Der Tod, das grosse Dunkel, «la gran eskuriad», wie es im Ladino, der Sprache der bosnischen Sephard:innen, heisst, ist über die 35 Jahre, die der Roman umfasst, omnipräsent. Osman und Pinto retten sich wiederholt gegenseitig das Leben, hadern mit dem Schöpfer und träumen dabei ihren Traum von der Rückkehr ins alte Sarajevo unentwegt weiter. Aus russischer Kriegsgefangenschaft werden sie nach Osten verschickt, sie desertieren, fliehen vor Bolschewiki und Kosaken, die wahllos alles, was lebt – auch Frauen und Kinder –, erschlagen, erstechen, erschiessen und jüdische Dörfer niederbrennen.

Aleksandar Hemon richtet mit grosser Kelle an: Er verwebt Szenen von bestialischer Brutalität mühelos mit herzzerreissenden Liebesszenen voller Wärme und selbstloser Empathie. Mit mal kantiger, mal lyrischer Sprache springt er zwischen Figuren und Zeiten hin und her und versammelt in seinem Gesamtkunstwerk wahrlich alles, «was die Welt enthält». Dazu zählen auch unübersetzte Einsprengsel aus Ladino, Bosnisch, Usbekisch und anderen Sprachen. Selbst wenn vieles weit weg vom 21. Jahrhundert scheint, dringt immer wieder die Aktualität durch den Text.
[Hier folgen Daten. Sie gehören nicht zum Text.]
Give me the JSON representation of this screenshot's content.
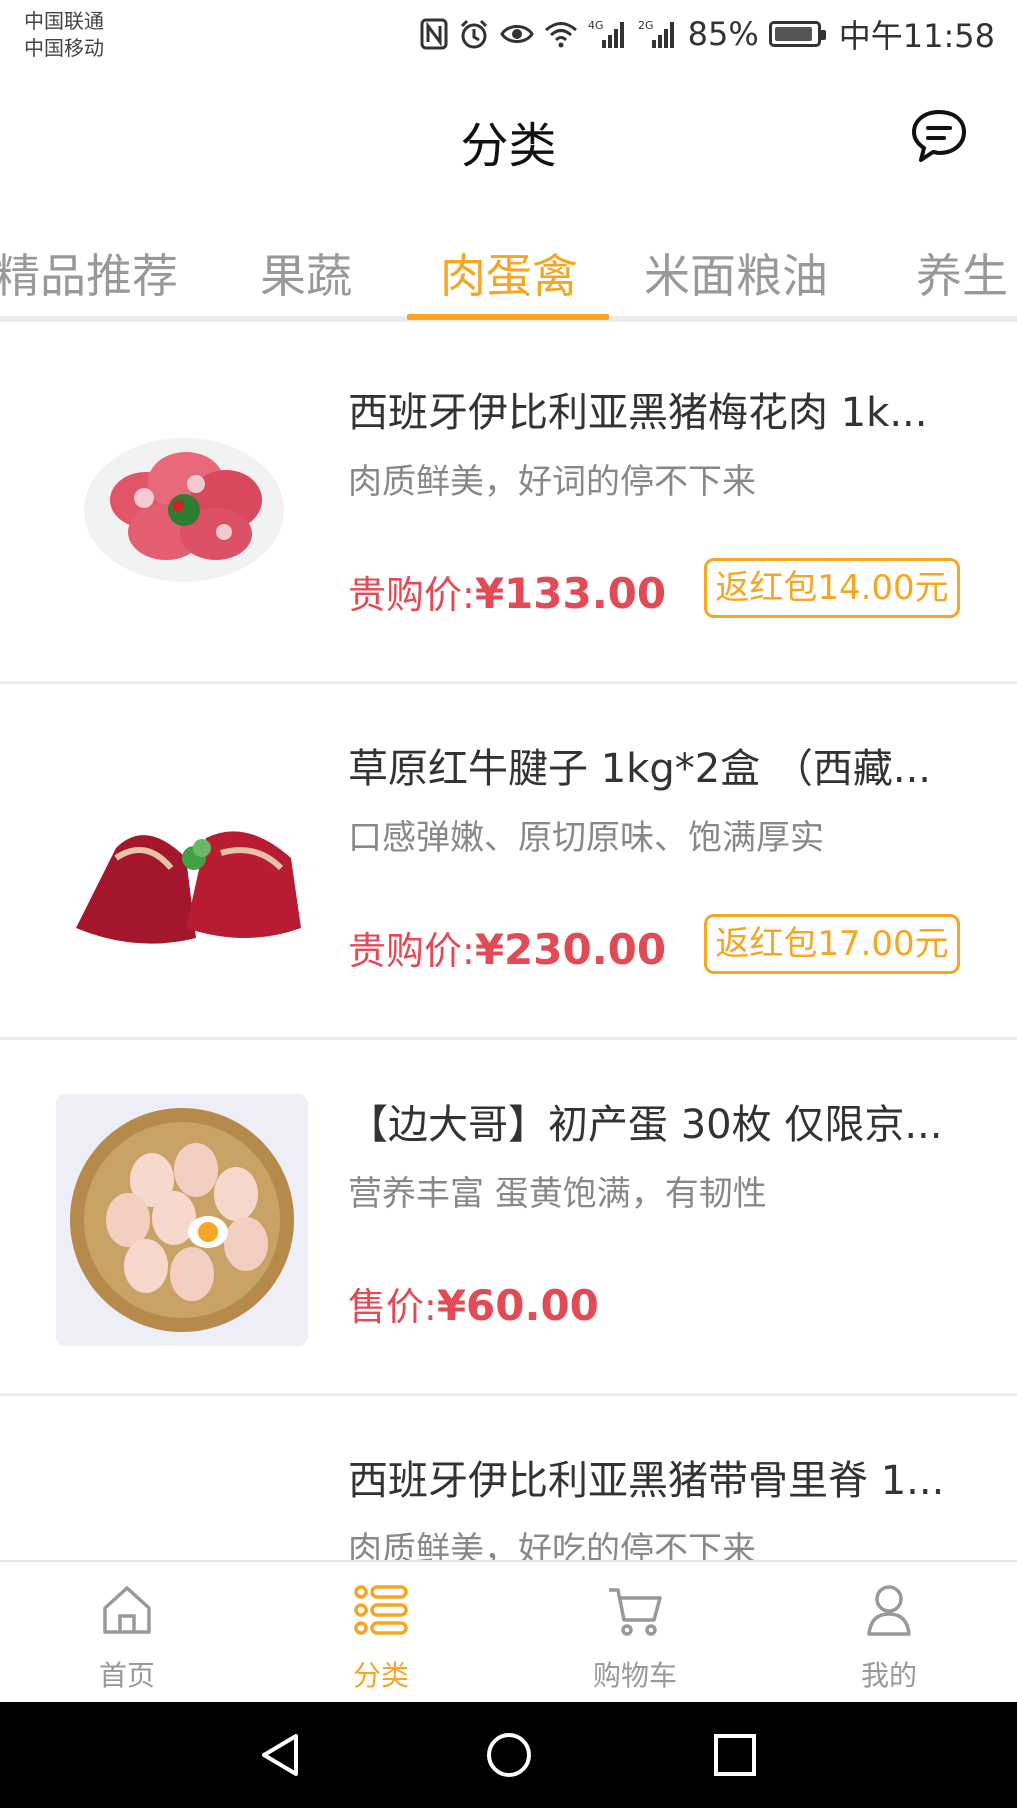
{
  "status_bar": {
    "carrier_1": "中国联通",
    "carrier_2": "中国移动",
    "battery": "85%",
    "time": "中午11:58",
    "icons": [
      "nfc-icon",
      "alarm-icon",
      "eye-icon",
      "wifi-icon",
      "signal-4g-icon",
      "signal-2g-icon",
      "battery-icon"
    ]
  },
  "header": {
    "title": "分类"
  },
  "tabs": [
    {
      "label": "精品推荐",
      "active": false
    },
    {
      "label": "果蔬",
      "active": false
    },
    {
      "label": "肉蛋禽",
      "active": true
    },
    {
      "label": "米面粮油",
      "active": false
    },
    {
      "label": "养生",
      "active": false
    }
  ],
  "products": [
    {
      "title": "西班牙伊比利亚黑猪梅花肉 1k...",
      "desc": "肉质鲜美，好词的停不下来",
      "price_label": "贵购价:",
      "price": "¥133.00",
      "rebate": "返红包14.00元",
      "image": "pork-slices-plate"
    },
    {
      "title": "草原红牛腱子 1kg*2盒 （西藏...",
      "desc": "口感弹嫩、原切原味、饱满厚实",
      "price_label": "贵购价:",
      "price": "¥230.00",
      "rebate": "返红包17.00元",
      "image": "beef-shank"
    },
    {
      "title": "【边大哥】初产蛋 30枚 仅限京...",
      "desc": "营养丰富  蛋黄饱满，有韧性",
      "price_label": "售价:",
      "price": "¥60.00",
      "rebate": "",
      "image": "eggs-basket"
    },
    {
      "title": "西班牙伊比利亚黑猪带骨里脊 1...",
      "desc": "肉质鲜美，好吃的停不下来",
      "price_label": "",
      "price": "",
      "rebate": "",
      "image": "pork-loin"
    }
  ],
  "bottom_nav": [
    {
      "label": "首页",
      "icon": "home-icon",
      "active": false
    },
    {
      "label": "分类",
      "icon": "category-list-icon",
      "active": true
    },
    {
      "label": "购物车",
      "icon": "cart-icon",
      "active": false
    },
    {
      "label": "我的",
      "icon": "profile-icon",
      "active": false
    }
  ],
  "colors": {
    "accent": "#f5a623",
    "price": "#e24a56",
    "muted": "#999999"
  }
}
Durch die Wüste nach Schanghai

Schliesslich entkommen die beiden Protagonisten den Bürgerkriegswirren, auch dank der Unterstützung des britischen Spionageoffiziers Moser-Ethering, der sein reales Vorbild im britischen Offizier Frederick Bailey hat. Sie finden Unterschlupf bei einem jüdischen Spitalleiter in Taschkent.

Osman arbeitet mit den Bolschewiken und ihrer Geheimpolizei Tscheka zusammen. Nachdem er Klara, die Tochter des Gastgebers, geschwängert hat, kehrt er eines Tages nicht zurück. Hemon jedoch lässt Osman für Pinto (und die Lesenden) immer mal wieder zurückkehren zu imaginierten Zwiesprachen. Als Klara bei der Geburt ihres Kindes stirbt, übernimmt Pinto für die so zarte wie zähe Rahela Vater- und Mutterrolle: Über Monate hinweg trägt er die Kleine auf riskanter und extrem entbehrungsreicher Flucht durch endlose Wüsten bis zu den Uigur:innen und schliesslich nach Schanghai.
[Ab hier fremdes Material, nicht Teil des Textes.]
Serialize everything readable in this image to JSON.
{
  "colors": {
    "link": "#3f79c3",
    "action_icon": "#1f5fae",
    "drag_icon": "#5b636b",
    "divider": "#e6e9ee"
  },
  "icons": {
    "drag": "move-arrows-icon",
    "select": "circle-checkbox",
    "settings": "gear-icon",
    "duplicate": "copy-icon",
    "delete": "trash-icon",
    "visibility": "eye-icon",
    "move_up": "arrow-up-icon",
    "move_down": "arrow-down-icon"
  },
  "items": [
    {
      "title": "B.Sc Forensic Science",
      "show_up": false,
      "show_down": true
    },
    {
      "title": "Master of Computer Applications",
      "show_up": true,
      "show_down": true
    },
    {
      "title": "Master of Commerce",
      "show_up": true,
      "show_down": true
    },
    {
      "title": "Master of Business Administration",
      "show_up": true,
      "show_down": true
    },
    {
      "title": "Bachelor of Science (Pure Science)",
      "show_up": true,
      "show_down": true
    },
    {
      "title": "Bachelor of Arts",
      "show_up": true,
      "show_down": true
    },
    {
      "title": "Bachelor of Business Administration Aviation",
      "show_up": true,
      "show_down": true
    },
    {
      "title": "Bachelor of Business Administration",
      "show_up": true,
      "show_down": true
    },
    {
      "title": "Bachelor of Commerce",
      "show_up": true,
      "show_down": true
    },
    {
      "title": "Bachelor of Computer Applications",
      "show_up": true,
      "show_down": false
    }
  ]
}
In der pulsierenden Metropole leben in den dreissiger Jahren eine grosse Anzahl von Geflüchteten. Pinto verfällt hier dem Opium, und Rahela, sechzehnjährig, verlässt ihn, heiratet einen etwas windigen US-Agenten. Als Maos Kommunisten 1949 vor der Machtübernahme stehen, will die schwangere Rahela den vom Opium vergifteten Pinto nach Sarajevo zurückbringen, doch auch dieser Plan scheitert, getreu der Logik der Vergeblichkeit, die das Buch bestimmt.
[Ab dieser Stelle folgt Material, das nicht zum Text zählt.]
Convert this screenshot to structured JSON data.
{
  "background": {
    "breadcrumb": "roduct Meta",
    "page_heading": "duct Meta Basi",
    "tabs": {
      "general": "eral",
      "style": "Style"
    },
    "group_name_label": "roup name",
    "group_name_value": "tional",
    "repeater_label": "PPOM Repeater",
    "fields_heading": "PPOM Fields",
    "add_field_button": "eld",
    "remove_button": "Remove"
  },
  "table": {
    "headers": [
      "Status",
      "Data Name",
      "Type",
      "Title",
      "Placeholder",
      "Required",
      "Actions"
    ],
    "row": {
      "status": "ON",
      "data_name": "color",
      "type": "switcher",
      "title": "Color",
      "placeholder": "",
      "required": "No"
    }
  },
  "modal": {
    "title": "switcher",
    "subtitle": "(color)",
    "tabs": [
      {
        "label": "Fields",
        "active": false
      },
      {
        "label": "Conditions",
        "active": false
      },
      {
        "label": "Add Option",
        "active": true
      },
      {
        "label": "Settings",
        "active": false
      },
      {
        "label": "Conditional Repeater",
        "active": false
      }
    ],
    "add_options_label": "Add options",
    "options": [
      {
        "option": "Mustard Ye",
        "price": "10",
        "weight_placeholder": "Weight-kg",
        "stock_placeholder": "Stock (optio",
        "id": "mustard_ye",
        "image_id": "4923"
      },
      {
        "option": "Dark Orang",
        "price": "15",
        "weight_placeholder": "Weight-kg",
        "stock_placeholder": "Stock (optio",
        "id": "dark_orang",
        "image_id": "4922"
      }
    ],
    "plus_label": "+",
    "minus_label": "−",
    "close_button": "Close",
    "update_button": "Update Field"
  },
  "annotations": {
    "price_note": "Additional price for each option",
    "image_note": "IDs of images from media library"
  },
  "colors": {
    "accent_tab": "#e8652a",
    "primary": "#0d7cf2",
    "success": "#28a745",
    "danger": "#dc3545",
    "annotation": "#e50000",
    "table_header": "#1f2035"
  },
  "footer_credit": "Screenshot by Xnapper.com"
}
Ein nicht ganz überzeugender Epilog suggeriert, dass der Autor im Jahr 2001 die betagte Rahela bei einer Lesung in Jerusalem kennengelernt habe und so zu ihrer Geschichte gekommen sei. Ob das stimmt oder nur ein letzter Haken des raffinierten Fabulierers Hemon ist, bleibt offen. Gewiss ist: «Eine Welt ohne Geschichte könne es nicht geben», so Hemon in den Worten seines Erzählers. «Erst im Nachhinein würden jene, die einen Krieg erlebt hätten, derlei Tage zu einer Geschichtsschreibung verknüpfen.» Die Frage laute nur, so legt er ihm in den Mund, wer die Geschichte schreibe und die Welt damit gestalte.

Buchcover von «Die Welt und alles, was sie enthält»
Aleksandar Hemon: «Die Welt und alles, was sie enthält». Roman. Aus dem Amerikanischen von Henning Ahrens. Claassen Verlag. Berlin 2024. 395 Seiten. 37 Franken.